The US government has claimed that North Korea was behind the theft of $100million (£88,028,000) from an American crypto-currency exchange last year, a news report has stated. The move was a part of the Communist regime’s effort to beat sanctions and fund its missile and nuclear weapons programmes.
A hacker group associated with North Korea, the Lazarus Group, also known as APT38, was responsible for the theft last June of $100million from US crypto firm Harmony’s Horizon bridge, the Federal Bureau of Investigation said on Monday.
On January 13, North Korean cyber actors used a privacy protocol called Railgun to launder over $60million worth of ethereum stolen during the theft in June, the FBI said in a statement.
A portion of the stolen ethereum was subsequently sent to several virtual asset providers and converted to bitcoin, the FBI said.
In June last year, California-based Harmony said that a heist had hit its Horizon bridge, which was the underlying software used by digital tokens such as bitcoin and ether for transferring crypto between different blockchains.

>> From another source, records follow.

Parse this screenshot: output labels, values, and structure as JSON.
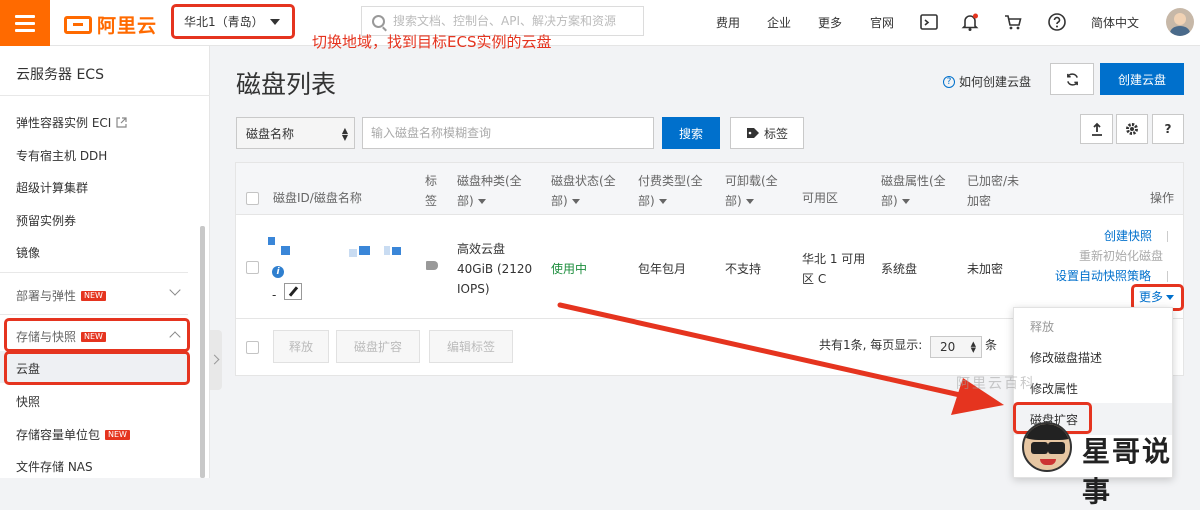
{
  "topbar": {
    "brand": "阿里云",
    "region": "华北1（青岛）",
    "search_placeholder": "搜索文档、控制台、API、解决方案和资源",
    "annotation": "切换地域，找到目标ECS实例的云盘",
    "nav": [
      "费用",
      "企业",
      "更多",
      "官网"
    ],
    "language": "简体中文"
  },
  "sidebar": {
    "title": "云服务器 ECS",
    "items": [
      {
        "label": "弹性容器实例 ECI",
        "external": true
      },
      {
        "label": "专有宿主机 DDH"
      },
      {
        "label": "超级计算集群"
      },
      {
        "label": "预留实例券"
      },
      {
        "label": "镜像"
      }
    ],
    "groups": [
      {
        "label": "部署与弹性",
        "badge": "NEW",
        "expanded": false
      },
      {
        "label": "存储与快照",
        "badge": "NEW",
        "expanded": true
      }
    ],
    "storage_items": [
      {
        "label": "云盘",
        "active": true
      },
      {
        "label": "快照"
      },
      {
        "label": "存储容量单位包",
        "badge": "NEW"
      },
      {
        "label": "文件存储 NAS"
      }
    ]
  },
  "page": {
    "title": "磁盘列表",
    "howto_link": "如何创建云盘",
    "create_button": "创建云盘",
    "filter_select": "磁盘名称",
    "filter_placeholder": "输入磁盘名称模糊查询",
    "search_button": "搜索",
    "tag_button": "标签"
  },
  "table": {
    "headers": {
      "disk_id": "磁盘ID/磁盘名称",
      "tag_1": "标",
      "tag_2": "签",
      "type_1": "磁盘种类(全",
      "type_2": "部)",
      "status_1": "磁盘状态(全",
      "status_2": "部)",
      "billing_1": "付费类型(全",
      "billing_2": "部)",
      "detach_1": "可卸载(全",
      "detach_2": "部)",
      "zone": "可用区",
      "attr_1": "磁盘属性(全",
      "attr_2": "部)",
      "enc_1": "已加密/未",
      "enc_2": "加密",
      "ops": "操作"
    },
    "row": {
      "name_placeholder": "-",
      "type_1": "高效云盘",
      "type_2": "40GiB (2120",
      "type_3": "IOPS)",
      "status": "使用中",
      "billing": "包年包月",
      "detachable": "不支持",
      "zone_1": "华北 1 可用",
      "zone_2": "区 C",
      "attribute": "系统盘",
      "encrypted": "未加密",
      "actions": {
        "snapshot": "创建快照",
        "reinit": "重新初始化磁盘",
        "auto_snapshot": "设置自动快照策略",
        "more": "更多"
      }
    },
    "footer": {
      "release": "释放",
      "expand": "磁盘扩容",
      "edit_tags": "编辑标签",
      "summary": "共有1条, 每页显示:",
      "page_size": "20",
      "unit": "条"
    }
  },
  "dropdown": {
    "items": [
      {
        "label": "释放",
        "disabled": true
      },
      {
        "label": "修改磁盘描述"
      },
      {
        "label": "修改属性"
      },
      {
        "label": "磁盘扩容",
        "highlighted": true
      }
    ]
  },
  "watermark": "阿里云百科",
  "overlay_brand": "星哥说事",
  "colors": {
    "accent": "#ff6a00",
    "primary": "#0070cc",
    "annotation": "#e5341f",
    "status_ok": "#1e8e3e"
  }
}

The South Korean spy agency estimates that North Korea has stolen $1.2billion in cryptocurrencies since 2017.
The cybersecurity firm Chainalysis reckons that it took more than $1billion in 2022 alone.
According to a report by UN experts last year, Kim Jong-un’s regime is using the theft of cryptocurrency to pay for its nuclear and ballistic missile programmes.
Japanese media reported that it conducted attacks last month on crypto currency companies in Tokyo.
In 2014, Lazarus took revenge for a film that mocked Kim by hacking Sony Pictures, stealing and publishing emails and other data.
Its most notorious coup was the attempt two years later to steal $1billion from the Bangladeshi central bank.
In the end, most of the transfers were blocked or recovered, although the robbers got away with $63million channelled via bank accounts in the Philippines.
In 2017, the so-called WannaCry ransomware affected 300,000 computers 150 countries across the world, including the UK National Health Service.
The virus froze computer files unless a ransom was paid in Bitcoin.
These thefts typically begin with a “spear phishing” attack when an employee of the exchange innocently opens an email containing a malicious programme that gains access to the digital “wallets” in which crypto-currency is stored.